Para ahli reptil (herpetolog) itu, dilansir UPI News (11/3/2019), meneliti tiga spesimen yang mereka temukan. Dari hasil pantauan, ular itu memiliki bentuk tengkorak dan sistem pengiriman racun yang tidak biasa. Sistem itu memungkinkan mereka menyerang dan menusuk dengan taring yang menjulur keluar dari sudut samping mulut mereka.
Setelah penelitian lebih lanjut, para ilmuwan mengonfirmasi bahwa ketiga spesimen itu tidak terkait dengan semua spesies ular stiletto yang dikenal. Mereka kemudian memberinya nama Atractaspis branchi, atau ular stiletto Branch untuk menghormati herpetolog Afrika Selatan yang meninggal dunia pada Oktober 2018, Prof. William Roy (Bill) Branch.

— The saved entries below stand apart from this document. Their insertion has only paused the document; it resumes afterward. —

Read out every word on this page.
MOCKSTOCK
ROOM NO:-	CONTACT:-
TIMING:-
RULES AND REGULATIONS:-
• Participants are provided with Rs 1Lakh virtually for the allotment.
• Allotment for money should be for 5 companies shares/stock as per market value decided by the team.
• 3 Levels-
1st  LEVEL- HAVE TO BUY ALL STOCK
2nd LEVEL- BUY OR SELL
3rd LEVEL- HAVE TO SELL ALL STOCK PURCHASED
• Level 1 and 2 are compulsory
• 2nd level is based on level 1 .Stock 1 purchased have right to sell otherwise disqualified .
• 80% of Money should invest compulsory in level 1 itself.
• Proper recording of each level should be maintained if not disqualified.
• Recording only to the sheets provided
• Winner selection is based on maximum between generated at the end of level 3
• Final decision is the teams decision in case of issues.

Tim peneliti, yang dipimpin oleh Dr. Mark-Oliver Roedel dari Natural History Museum Berlin, Jerman, mengumpulkan spesimen pertama dari spesies baru dari tebing curam dari sungai kecil berbatu di hutan hujan cemara dataran rendah di Liberia.
Setelah mengambilnya, ular itu mencoba menyembunyikan kepalanya di bawah lilitan tubuh, menekuknya di sudut yang hampir benar, sehingga taringnya sebagian terlihat di samping. Kemudian, ular itu berulang kali menyerang.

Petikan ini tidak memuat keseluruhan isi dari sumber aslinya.